I was also diagnosed with ADHD back in October which was originally a bit of a shock but when told the symptoms, it couldn’t make more sense. I had just thought that was my personality growing up, which would just improve as I got older. Constantly fidgeting? Me. Having short attention span and getting distracted easily? Also me. Impulsiveness? Me. Forgetful and losing things? Definitely me. Constantly changing tasks and being able to focus? Me. Unorganised? Could not be more me. Trouble listening and making careless mistakes? So me hunny. I genuinely thought it was just my personality. I got asked to send school reports for the diagnosis and got a bit emotional that it was so obvious. In every single subject for every single year from Year 3, there is a mention of me needing to focus more and to stop distracting myself and others. They also all talk about my lack of attention to/lateness of homework and the silly mistakes constantly made.
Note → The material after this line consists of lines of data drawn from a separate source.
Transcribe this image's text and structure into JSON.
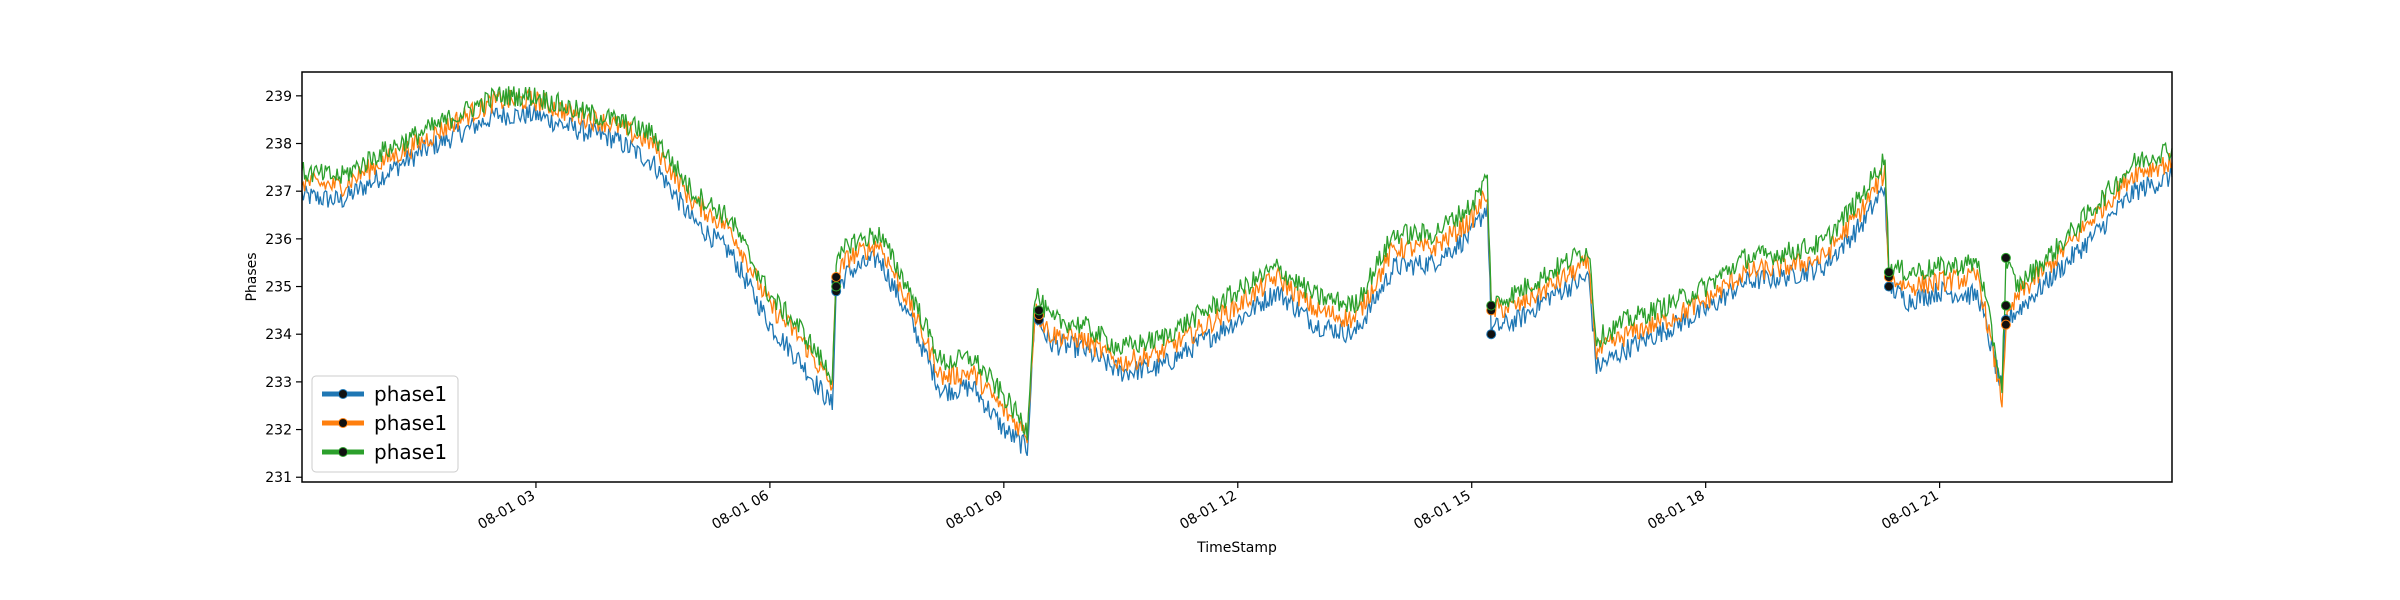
{
  "chart_data": {
    "type": "line",
    "title": "",
    "xlabel": "TimeStamp",
    "ylabel": "Phases",
    "xlim": [
      "08-01 00:00",
      "08-01 23:59"
    ],
    "ylim": [
      230.9,
      239.5
    ],
    "yticks": [
      231,
      232,
      233,
      234,
      235,
      236,
      237,
      238,
      239
    ],
    "xticks": [
      {
        "label": "08-01 03",
        "hour": 3
      },
      {
        "label": "08-01 06",
        "hour": 6
      },
      {
        "label": "08-01 09",
        "hour": 9
      },
      {
        "label": "08-01 12",
        "hour": 12
      },
      {
        "label": "08-01 15",
        "hour": 15
      },
      {
        "label": "08-01 18",
        "hour": 18
      },
      {
        "label": "08-01 21",
        "hour": 21
      }
    ],
    "grid": false,
    "legend_position": "lower-left",
    "series": [
      {
        "name": "phase1",
        "color": "#1f77b4",
        "x_hours": [
          0,
          0.5,
          1,
          1.5,
          2,
          2.5,
          3,
          3.5,
          4,
          4.5,
          5,
          5.5,
          6,
          6.4,
          6.8,
          6.85,
          7,
          7.4,
          7.8,
          8.2,
          8.6,
          9,
          9.3,
          9.4,
          9.6,
          10,
          10.5,
          11,
          11.5,
          12,
          12.5,
          13,
          13.5,
          14,
          14.5,
          15,
          15.2,
          15.25,
          15.6,
          16,
          16.5,
          16.6,
          17,
          17.5,
          18,
          18.5,
          19,
          19.5,
          20,
          20.3,
          20.35,
          20.6,
          21,
          21.5,
          21.8,
          21.85,
          22,
          22.5,
          23,
          23.5,
          23.98
        ],
        "y": [
          236.9,
          236.8,
          237.3,
          237.8,
          238.2,
          238.6,
          238.6,
          238.3,
          238.1,
          237.6,
          236.4,
          235.7,
          234.2,
          233.4,
          232.5,
          234.9,
          235.3,
          235.6,
          234.3,
          232.8,
          232.9,
          232.0,
          231.6,
          234.4,
          233.8,
          233.7,
          233.2,
          233.3,
          233.8,
          234.3,
          234.9,
          234.2,
          234.0,
          235.4,
          235.5,
          236.1,
          236.7,
          234.1,
          234.3,
          234.8,
          235.2,
          233.3,
          233.7,
          234.1,
          234.5,
          235.1,
          235.2,
          235.4,
          236.3,
          237.1,
          235.0,
          234.7,
          234.9,
          234.8,
          232.8,
          234.3,
          234.5,
          235.3,
          236.1,
          237.0,
          237.3
        ],
        "markers": [
          {
            "hour": 6.85,
            "y": 234.9
          },
          {
            "hour": 6.85,
            "y": 235.1
          },
          {
            "hour": 9.45,
            "y": 234.3
          },
          {
            "hour": 15.25,
            "y": 234.0
          },
          {
            "hour": 20.35,
            "y": 235.0
          },
          {
            "hour": 21.85,
            "y": 234.3
          }
        ]
      },
      {
        "name": "phase1",
        "color": "#ff7f0e",
        "x_hours": [
          0,
          0.5,
          1,
          1.5,
          2,
          2.5,
          3,
          3.5,
          4,
          4.5,
          5,
          5.5,
          6,
          6.4,
          6.8,
          6.85,
          7,
          7.4,
          7.8,
          8.2,
          8.6,
          9,
          9.3,
          9.4,
          9.6,
          10,
          10.5,
          11,
          11.5,
          12,
          12.5,
          13,
          13.5,
          14,
          14.5,
          15,
          15.2,
          15.25,
          15.6,
          16,
          16.5,
          16.6,
          17,
          17.5,
          18,
          18.5,
          19,
          19.5,
          20,
          20.3,
          20.35,
          20.6,
          21,
          21.5,
          21.8,
          21.85,
          22,
          22.5,
          23,
          23.5,
          23.98
        ],
        "y": [
          237.2,
          237.1,
          237.6,
          238.0,
          238.5,
          238.9,
          238.9,
          238.6,
          238.4,
          238.0,
          236.8,
          236.2,
          234.6,
          233.9,
          232.9,
          235.2,
          235.6,
          235.9,
          234.6,
          233.1,
          233.2,
          232.4,
          231.9,
          234.5,
          234.0,
          233.9,
          233.4,
          233.6,
          234.1,
          234.6,
          235.2,
          234.5,
          234.3,
          235.8,
          235.8,
          236.4,
          237.0,
          234.5,
          234.6,
          235.0,
          235.5,
          233.6,
          234.0,
          234.3,
          234.7,
          235.3,
          235.4,
          235.6,
          236.6,
          237.4,
          235.2,
          235.0,
          235.1,
          235.2,
          232.6,
          234.2,
          234.8,
          235.6,
          236.5,
          237.4,
          237.6
        ],
        "markers": [
          {
            "hour": 6.85,
            "y": 235.2
          },
          {
            "hour": 9.45,
            "y": 234.4
          },
          {
            "hour": 15.25,
            "y": 234.5
          },
          {
            "hour": 20.35,
            "y": 235.2
          },
          {
            "hour": 21.85,
            "y": 234.2
          }
        ]
      },
      {
        "name": "phase1",
        "color": "#2ca02c",
        "x_hours": [
          0,
          0.5,
          1,
          1.5,
          2,
          2.5,
          3,
          3.5,
          4,
          4.5,
          5,
          5.5,
          6,
          6.4,
          6.8,
          6.85,
          7,
          7.4,
          7.8,
          8.2,
          8.6,
          9,
          9.3,
          9.4,
          9.6,
          10,
          10.5,
          11,
          11.5,
          12,
          12.5,
          13,
          13.5,
          14,
          14.5,
          15,
          15.2,
          15.25,
          15.6,
          16,
          16.5,
          16.6,
          17,
          17.5,
          18,
          18.5,
          19,
          19.5,
          20,
          20.3,
          20.35,
          20.6,
          21,
          21.5,
          21.8,
          21.85,
          22,
          22.5,
          23,
          23.5,
          23.98
        ],
        "y": [
          237.4,
          237.3,
          237.8,
          238.2,
          238.6,
          239.0,
          239.0,
          238.7,
          238.5,
          238.2,
          237.0,
          236.4,
          234.8,
          234.1,
          233.1,
          235.4,
          235.9,
          236.1,
          234.9,
          233.4,
          233.5,
          232.7,
          232.0,
          234.9,
          234.3,
          234.2,
          233.7,
          233.9,
          234.4,
          234.9,
          235.4,
          234.8,
          234.6,
          236.1,
          236.1,
          236.7,
          237.3,
          234.6,
          234.9,
          235.3,
          235.8,
          233.9,
          234.3,
          234.6,
          235.0,
          235.6,
          235.7,
          235.9,
          236.9,
          237.7,
          235.4,
          235.3,
          235.4,
          235.5,
          232.9,
          235.5,
          235.0,
          235.8,
          236.7,
          237.6,
          237.9
        ],
        "markers": [
          {
            "hour": 6.85,
            "y": 235.0
          },
          {
            "hour": 9.45,
            "y": 234.5
          },
          {
            "hour": 15.25,
            "y": 234.6
          },
          {
            "hour": 20.35,
            "y": 235.3
          },
          {
            "hour": 21.85,
            "y": 235.6
          },
          {
            "hour": 21.85,
            "y": 234.6
          }
        ]
      }
    ]
  }
}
I never would have realised and it’s fair that no one else picked up until now as it’s just not known about. It was so horrendous at school. I always knew there was something wrong but that I just couldn’t help it. It’s probably where the anxiety started as I felt so shameful about it; that I couldn’t just be normal like everyone else. I felt totally misunderstood. I’m also laughing that it’s taken so long to write this paragraph about not being able to focus because I can’t write anything without being distracted by a million different pointless exercises every five seconds.

ADHD and Addiction have an extremely strong link which is something I didn’t know until yesterday. You are more likely to become an alcoholic if you have ADHD. The symptoms of ADHD will make the alcohol abuse worse and vice versa. The dangerous part is that the effects of drinking and the effects of ADHD together, can cause you to go into a more dangerous state of mind, which therefore leads to uncontrollable behaviours such a black outs and wild emotions. Black outs are not normal. Who knew. It’s now good to know about my ADHD and that it was drinking making it so much worse so I can build coping mechanisms. I can finally understand myself a little more and work towards being a better me.